Aaron David Miller, a fellow of the Wilson Center in Washington and a Middle East negotiator in the administrations of four Chief Executives, writes about President Obama’s Nobel Prize for Peace at CNN.com:

A young president, barely in the 10th month of his first year in office, is receiving an internationally sanctioned peace prize when the vast majority of his predecessors, some of whom actually achieved extraordinary success in foreign policy (Richard Nixon and George H.W. Bush), did not[…]

Obama is the Energizer Bunny of American foreign policy, even overshadowing a very talented secretary of state. He’s everywhere, in Cairo making nice to the Arabs and Muslims; in Buchenwald and Normandy wrapping himself (quite appropriately for a president) in history; at the G8 and G20 massaging the allies; negotiating arms control with the Russians; and trying to get the Iranians off of a nuclear weapons program.

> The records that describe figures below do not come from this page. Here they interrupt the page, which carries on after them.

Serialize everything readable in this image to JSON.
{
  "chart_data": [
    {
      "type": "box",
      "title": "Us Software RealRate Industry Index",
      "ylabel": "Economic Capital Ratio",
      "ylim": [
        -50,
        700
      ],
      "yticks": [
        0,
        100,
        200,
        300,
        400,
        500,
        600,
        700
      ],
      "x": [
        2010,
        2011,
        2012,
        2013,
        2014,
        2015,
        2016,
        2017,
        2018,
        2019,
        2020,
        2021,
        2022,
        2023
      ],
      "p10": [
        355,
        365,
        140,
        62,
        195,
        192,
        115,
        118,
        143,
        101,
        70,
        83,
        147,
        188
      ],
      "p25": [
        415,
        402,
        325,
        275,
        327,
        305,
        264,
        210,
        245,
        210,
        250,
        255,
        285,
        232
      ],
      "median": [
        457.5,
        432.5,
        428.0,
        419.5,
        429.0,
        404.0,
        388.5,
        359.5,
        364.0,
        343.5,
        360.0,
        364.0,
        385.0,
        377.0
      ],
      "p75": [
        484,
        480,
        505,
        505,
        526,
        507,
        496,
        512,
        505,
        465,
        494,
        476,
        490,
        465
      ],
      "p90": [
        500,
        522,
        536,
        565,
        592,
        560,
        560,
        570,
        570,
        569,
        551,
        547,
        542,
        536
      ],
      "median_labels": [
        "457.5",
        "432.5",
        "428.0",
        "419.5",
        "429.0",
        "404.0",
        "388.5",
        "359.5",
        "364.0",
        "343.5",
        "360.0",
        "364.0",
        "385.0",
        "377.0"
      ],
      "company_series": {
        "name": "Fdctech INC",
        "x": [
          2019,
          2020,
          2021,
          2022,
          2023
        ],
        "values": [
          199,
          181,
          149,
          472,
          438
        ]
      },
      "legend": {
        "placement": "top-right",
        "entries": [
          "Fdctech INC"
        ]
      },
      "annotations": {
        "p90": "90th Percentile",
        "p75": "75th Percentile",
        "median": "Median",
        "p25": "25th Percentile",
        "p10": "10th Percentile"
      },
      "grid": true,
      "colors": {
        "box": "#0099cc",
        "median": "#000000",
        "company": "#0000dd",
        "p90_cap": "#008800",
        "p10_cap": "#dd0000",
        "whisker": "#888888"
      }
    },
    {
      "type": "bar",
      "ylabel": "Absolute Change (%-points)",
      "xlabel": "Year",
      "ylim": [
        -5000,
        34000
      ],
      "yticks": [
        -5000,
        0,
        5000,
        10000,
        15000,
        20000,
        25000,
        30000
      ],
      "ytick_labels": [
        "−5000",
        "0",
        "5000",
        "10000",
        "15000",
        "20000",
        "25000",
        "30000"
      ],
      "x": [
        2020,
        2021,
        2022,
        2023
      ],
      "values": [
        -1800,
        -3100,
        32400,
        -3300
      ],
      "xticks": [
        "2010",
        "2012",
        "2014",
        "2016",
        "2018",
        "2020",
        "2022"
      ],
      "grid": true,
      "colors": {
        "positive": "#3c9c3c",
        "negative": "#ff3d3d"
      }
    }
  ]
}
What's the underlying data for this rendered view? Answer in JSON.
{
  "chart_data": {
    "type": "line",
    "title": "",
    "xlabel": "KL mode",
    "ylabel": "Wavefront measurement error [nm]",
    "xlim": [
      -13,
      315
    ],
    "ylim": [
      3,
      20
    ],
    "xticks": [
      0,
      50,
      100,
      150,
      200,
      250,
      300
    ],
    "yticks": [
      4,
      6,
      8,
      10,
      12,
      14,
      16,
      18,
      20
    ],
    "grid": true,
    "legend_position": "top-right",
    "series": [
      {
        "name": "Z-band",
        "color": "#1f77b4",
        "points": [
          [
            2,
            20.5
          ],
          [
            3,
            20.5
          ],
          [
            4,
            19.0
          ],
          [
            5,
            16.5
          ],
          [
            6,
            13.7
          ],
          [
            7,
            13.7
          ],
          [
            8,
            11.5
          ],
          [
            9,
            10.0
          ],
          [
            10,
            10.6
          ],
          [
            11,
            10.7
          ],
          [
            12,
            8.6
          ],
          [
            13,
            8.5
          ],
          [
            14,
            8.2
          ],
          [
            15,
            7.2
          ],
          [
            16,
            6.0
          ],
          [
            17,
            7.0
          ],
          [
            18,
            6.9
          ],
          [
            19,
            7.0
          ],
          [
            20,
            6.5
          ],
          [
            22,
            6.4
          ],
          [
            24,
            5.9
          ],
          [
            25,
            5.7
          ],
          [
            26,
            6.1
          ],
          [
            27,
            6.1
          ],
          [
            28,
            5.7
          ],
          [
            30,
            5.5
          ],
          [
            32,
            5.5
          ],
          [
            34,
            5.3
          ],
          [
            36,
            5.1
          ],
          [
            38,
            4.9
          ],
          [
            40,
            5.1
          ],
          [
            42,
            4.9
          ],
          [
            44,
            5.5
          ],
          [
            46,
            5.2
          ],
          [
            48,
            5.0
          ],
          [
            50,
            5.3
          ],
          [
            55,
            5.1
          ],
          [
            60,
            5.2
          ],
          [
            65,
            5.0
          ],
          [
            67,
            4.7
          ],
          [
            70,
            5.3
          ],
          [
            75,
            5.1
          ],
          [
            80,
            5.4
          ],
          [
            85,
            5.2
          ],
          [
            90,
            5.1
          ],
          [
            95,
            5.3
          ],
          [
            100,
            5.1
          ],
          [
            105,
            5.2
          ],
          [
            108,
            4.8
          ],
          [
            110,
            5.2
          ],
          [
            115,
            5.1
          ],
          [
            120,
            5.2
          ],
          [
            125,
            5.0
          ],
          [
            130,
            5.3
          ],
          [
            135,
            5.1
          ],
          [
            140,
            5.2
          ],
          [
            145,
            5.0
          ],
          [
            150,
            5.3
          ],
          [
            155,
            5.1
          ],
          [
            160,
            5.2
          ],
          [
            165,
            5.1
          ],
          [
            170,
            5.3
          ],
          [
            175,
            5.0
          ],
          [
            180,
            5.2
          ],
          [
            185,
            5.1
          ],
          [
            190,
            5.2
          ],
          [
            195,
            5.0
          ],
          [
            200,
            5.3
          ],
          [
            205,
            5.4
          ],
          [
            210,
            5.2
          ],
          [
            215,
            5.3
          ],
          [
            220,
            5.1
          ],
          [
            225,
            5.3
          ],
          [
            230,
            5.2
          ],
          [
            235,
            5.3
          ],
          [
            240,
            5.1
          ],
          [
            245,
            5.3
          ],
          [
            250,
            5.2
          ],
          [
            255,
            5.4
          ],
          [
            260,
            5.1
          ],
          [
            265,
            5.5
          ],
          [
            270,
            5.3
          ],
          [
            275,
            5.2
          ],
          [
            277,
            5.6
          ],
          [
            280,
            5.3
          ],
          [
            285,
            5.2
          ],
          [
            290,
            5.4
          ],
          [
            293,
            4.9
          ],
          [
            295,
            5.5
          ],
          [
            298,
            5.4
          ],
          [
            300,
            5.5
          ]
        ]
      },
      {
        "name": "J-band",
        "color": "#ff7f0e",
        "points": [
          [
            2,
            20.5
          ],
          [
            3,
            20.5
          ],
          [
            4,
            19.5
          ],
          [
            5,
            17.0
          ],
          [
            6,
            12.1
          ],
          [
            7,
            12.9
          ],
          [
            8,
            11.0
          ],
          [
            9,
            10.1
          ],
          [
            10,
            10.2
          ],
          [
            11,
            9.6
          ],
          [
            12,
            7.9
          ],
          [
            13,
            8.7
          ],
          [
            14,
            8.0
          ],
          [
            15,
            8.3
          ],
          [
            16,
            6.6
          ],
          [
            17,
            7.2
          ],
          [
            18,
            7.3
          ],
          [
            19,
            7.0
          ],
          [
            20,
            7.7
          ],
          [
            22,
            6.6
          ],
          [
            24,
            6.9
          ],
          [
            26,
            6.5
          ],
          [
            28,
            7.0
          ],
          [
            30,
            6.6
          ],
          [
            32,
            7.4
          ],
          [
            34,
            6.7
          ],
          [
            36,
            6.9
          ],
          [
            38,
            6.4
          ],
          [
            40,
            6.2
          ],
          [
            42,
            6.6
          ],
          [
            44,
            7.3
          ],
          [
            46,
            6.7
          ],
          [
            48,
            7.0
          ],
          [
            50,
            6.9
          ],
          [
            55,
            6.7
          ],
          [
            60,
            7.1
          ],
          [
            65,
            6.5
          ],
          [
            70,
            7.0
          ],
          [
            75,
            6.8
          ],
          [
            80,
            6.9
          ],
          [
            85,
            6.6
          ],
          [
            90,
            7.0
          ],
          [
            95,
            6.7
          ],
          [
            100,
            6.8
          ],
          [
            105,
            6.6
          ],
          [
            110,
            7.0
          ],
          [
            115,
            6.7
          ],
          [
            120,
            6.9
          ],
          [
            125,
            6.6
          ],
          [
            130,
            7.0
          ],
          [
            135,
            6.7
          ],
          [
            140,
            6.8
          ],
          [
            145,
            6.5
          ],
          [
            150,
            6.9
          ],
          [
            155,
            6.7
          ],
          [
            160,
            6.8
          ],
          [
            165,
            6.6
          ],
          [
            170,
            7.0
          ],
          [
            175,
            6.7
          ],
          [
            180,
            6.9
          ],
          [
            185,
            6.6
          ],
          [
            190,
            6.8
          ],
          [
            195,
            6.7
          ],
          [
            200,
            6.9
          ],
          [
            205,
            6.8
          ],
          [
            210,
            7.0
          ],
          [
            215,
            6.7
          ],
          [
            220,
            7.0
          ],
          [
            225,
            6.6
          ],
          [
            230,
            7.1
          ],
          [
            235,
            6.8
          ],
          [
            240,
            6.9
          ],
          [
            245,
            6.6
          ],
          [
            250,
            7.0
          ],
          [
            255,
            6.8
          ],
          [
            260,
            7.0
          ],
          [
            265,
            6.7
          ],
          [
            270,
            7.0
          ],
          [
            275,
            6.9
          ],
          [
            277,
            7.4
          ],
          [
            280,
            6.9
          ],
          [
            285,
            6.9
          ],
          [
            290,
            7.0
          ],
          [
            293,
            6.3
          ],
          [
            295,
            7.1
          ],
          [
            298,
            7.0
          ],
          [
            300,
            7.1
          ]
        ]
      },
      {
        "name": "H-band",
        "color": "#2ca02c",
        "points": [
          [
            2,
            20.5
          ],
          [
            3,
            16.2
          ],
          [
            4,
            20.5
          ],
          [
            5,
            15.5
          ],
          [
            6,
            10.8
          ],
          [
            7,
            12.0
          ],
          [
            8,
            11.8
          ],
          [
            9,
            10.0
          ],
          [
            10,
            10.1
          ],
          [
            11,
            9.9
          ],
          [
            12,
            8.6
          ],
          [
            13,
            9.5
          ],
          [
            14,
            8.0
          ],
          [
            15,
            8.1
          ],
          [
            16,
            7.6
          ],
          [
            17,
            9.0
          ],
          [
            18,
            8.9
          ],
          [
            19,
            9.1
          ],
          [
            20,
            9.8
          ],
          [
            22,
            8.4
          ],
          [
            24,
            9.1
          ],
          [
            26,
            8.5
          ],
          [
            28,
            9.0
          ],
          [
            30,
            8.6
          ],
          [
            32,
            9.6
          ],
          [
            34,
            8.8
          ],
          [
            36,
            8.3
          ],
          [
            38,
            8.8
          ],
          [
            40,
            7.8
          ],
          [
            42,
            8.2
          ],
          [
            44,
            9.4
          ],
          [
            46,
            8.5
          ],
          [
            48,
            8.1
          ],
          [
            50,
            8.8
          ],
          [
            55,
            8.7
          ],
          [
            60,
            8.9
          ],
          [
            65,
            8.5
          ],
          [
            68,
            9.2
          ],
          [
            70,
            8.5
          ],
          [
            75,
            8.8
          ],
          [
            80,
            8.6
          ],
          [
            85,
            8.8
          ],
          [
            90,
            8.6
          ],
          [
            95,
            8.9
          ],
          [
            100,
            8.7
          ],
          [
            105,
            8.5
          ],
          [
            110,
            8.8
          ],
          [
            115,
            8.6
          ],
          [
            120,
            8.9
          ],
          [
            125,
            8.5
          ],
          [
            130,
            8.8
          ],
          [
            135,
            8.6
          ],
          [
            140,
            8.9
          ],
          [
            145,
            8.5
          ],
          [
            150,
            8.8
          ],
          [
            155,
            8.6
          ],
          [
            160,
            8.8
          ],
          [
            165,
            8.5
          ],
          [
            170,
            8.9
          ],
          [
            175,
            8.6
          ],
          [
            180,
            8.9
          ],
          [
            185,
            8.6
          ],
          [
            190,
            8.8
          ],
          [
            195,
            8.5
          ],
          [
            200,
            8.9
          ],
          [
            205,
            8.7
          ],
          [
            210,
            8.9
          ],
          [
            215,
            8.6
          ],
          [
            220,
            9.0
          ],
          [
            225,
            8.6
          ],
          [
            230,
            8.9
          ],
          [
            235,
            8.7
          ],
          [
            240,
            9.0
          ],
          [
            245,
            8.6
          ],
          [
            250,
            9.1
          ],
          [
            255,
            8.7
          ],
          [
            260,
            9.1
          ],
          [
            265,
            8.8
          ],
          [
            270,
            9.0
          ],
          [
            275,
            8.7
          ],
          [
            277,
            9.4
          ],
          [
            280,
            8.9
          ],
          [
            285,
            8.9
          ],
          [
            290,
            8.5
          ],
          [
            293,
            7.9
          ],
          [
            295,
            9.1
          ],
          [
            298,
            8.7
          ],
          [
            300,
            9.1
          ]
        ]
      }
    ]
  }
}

All of this is good and may prove consequential. But it is hardly determinative, particularly in a world in which diplomatic achievement will be extremely difficult to attain. To pronounce and hail the president as a peacemaker based on process, effort and a change of tone is a stretch.

Maybe Obama will emerge as a consequential foreign policy president. But raising the bar on his accomplishments now actually lowers it for all of us, diminishes what he’s actually accomplished and undermines the concept of excellence.